Betty Boob (Julie Rocheleau – Vero Cazot – Editions Casterman)
Comme le dit l’expression, un malheur n’arrive jamais seul. Un matin, Elisabeth se réveille dans une chambre d’hôtel et constate avec horreur qu’elle n’a plus ni sein gauche ni cheveux. La faute à des méchants petits crabes qui ont envahi son corps pendant qu’elle dormait. Mais Elisabeth n’est pas du genre à se laisser abattre. Dès son réveil, elle remue ciel et terre pour récupérer son sein… et surtout le piercing qui allait avec. La jeune femme n’hésite pas à mettre l’hôpital sens dessus dessous jusqu’à ce que finalement, un médecin lui rapporte son sein dans un bocal. Malheureusement pour Elisabeth, son petit ami n’a pas la même énergie qu’elle. Non seulement il semble totalement sous le choc, mais en plus il est incapable de regarder ou même de toucher son amoureuse depuis qu’elle a subi l’ablation de son sein gauche.
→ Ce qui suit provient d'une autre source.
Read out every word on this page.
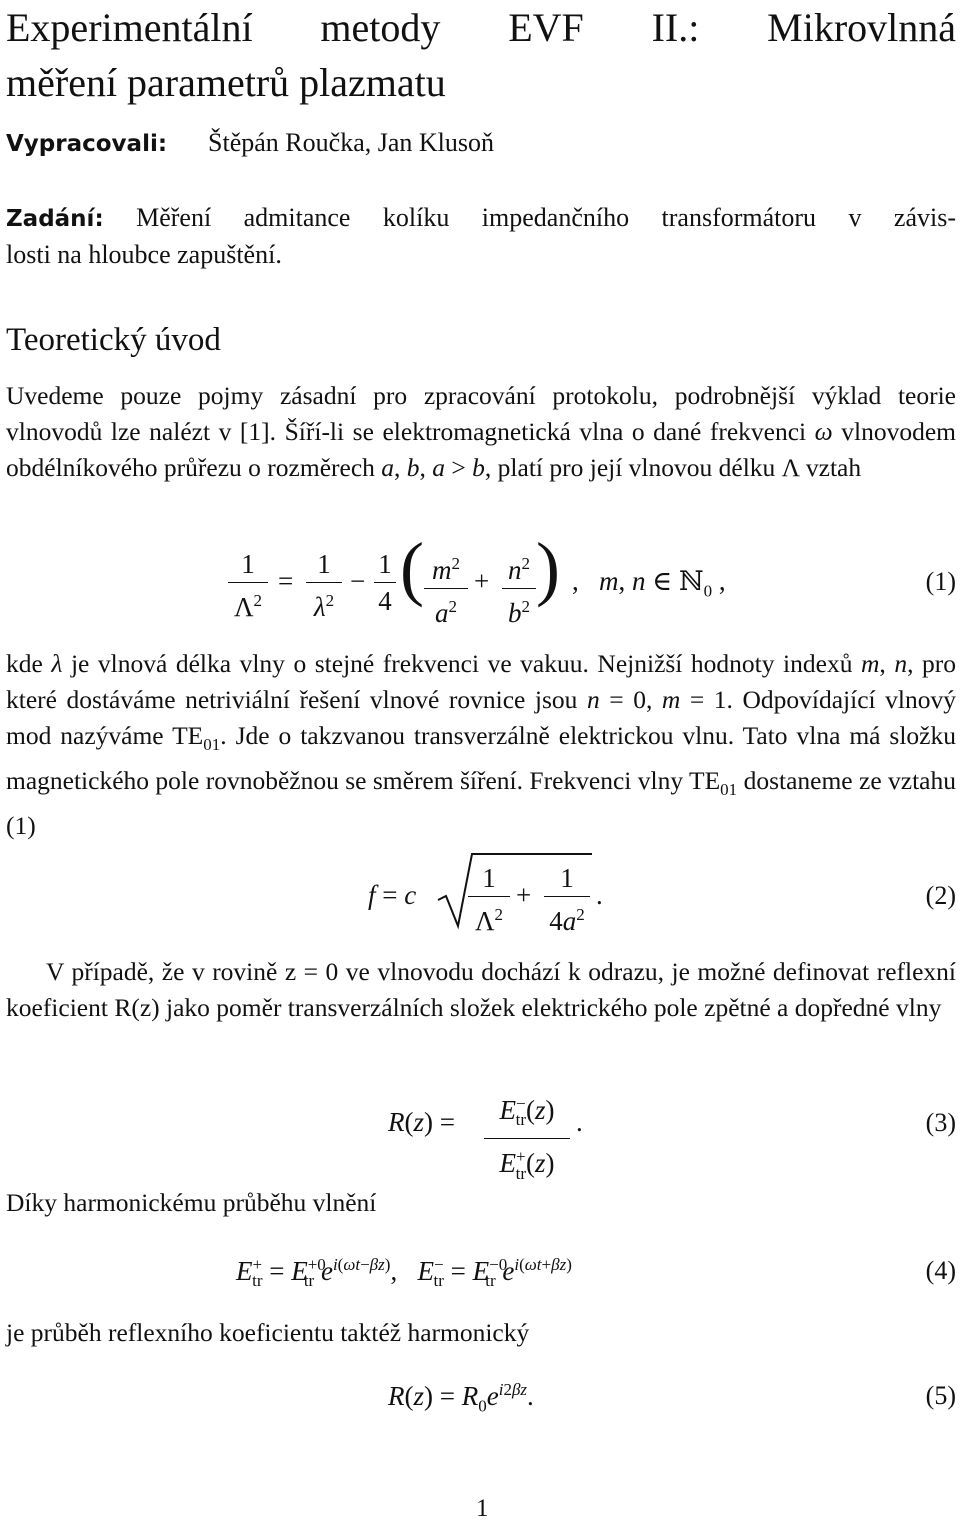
Experimentální metody EVF II.: Mikrovlnná
měření parametrů plazmatu
Vypracovali: Štěpán Roučka, Jan Klusoň
Zadání: Měření admitance kolíku impedančního transformátoru v závis-
losti na hloubce zapuštění.
Teoretický úvod

Uvedeme pouze pojmy zásadní pro zpracování protokolu, podrobnější výklad teorie vlnovodů lze nalézt v [1]. Šíří-li se elektromagnetická vlna o dané frekvenci ω vlnovodem obdélníkového průřezu o rozměrech a, b, a > b, platí pro její vlnovou délku Λ vztah

1
$\Lambda^2$
=
1
$\lambda^2$
−
1
4 ( $m^2$
$a^2$
+ $n^2$
$b^2$ ) ,   m, n ∈ ℕ$_0$ ,	(1)

kde λ je vlnová délka vlny o stejné frekvenci ve vakuu. Nejnižší hodnoty indexů m, n, pro které dostáváme netriviální řešení vlnové rovnice jsou n = 0, m = 1. Odpovídající vlnový mod nazýváme $TE_{01}$. Jde o takzvanou transverzálně elektrickou vlnu. Tato vlna má složku magnetického pole rovnoběžnou se směrem šíření. Frekvenci vlny $TE_{01}$ dostaneme ze vztahu (1)

f = c
1
$\Lambda^2$
+
1
$4a^2$
.	(2)

V případě, že v rovině z = 0 ve vlnovodu dochází k odrazu, je možné definovat reflexní koeficient R(z) jako poměr transverzálních složek elektrického pole zpětné a dopředné vlny

R(z) =	$E^-_{tr}(z)$
$E^+_{tr}(z)$
.	(3)

Díky harmonickému průběhu vlnění

$E^+_{tr} = E^{+0}_{tr}$ $e^{i(\omega t-\beta z)}$,   $E^-_{tr} = E^{-0}_{tr}$ $e^{i(\omega t+\beta z)}$	(4)

je průběh reflexního koeficientu taktéž harmonický

$R(z) = R_0e^{i2\beta z}$.	(5)
1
Alors qu’elle tente désespérément de reprendre une vie normale, en sauvant les apparences grâce à une pomme dans son soutien-gorge, lui est comme tétanisé et fait preuve d’une froideur extrême à son égard. Du coup, elle finit par le mettre à la porte. Dans le grand magasin où elle travaille, les choses se passent tout aussi mal. Lorsque la pomme dans le soutien-gorge d’Elisabeth se fait brièvement la malle, sa directrice le repère immédiatement sur son écran de surveillance. Comme son contrat stipule qu’elle doit avoir deux seins, elle est licenciée sur le champ. En quelques jours, Elisabeth perd donc son sein gauche, son job et son mec. Les choses pourraient-elles aller encore plus mal? Hélas, la réponse est oui… Alors qu’elle sort de chez elle, sa perruque s’envole, révélant du même coup son crâne nu à tous les passants. C’est le début d’une longue course poursuite pour tenter de rattraper sa perruque. Cette course folle mène la jeune femme jusqu’à une péniche qui va changer sa vie. Adoptée par une troupe burlesque, Elisabeth se mue en Betty Boob. Après les larmes, place à la fête et aux paillettes!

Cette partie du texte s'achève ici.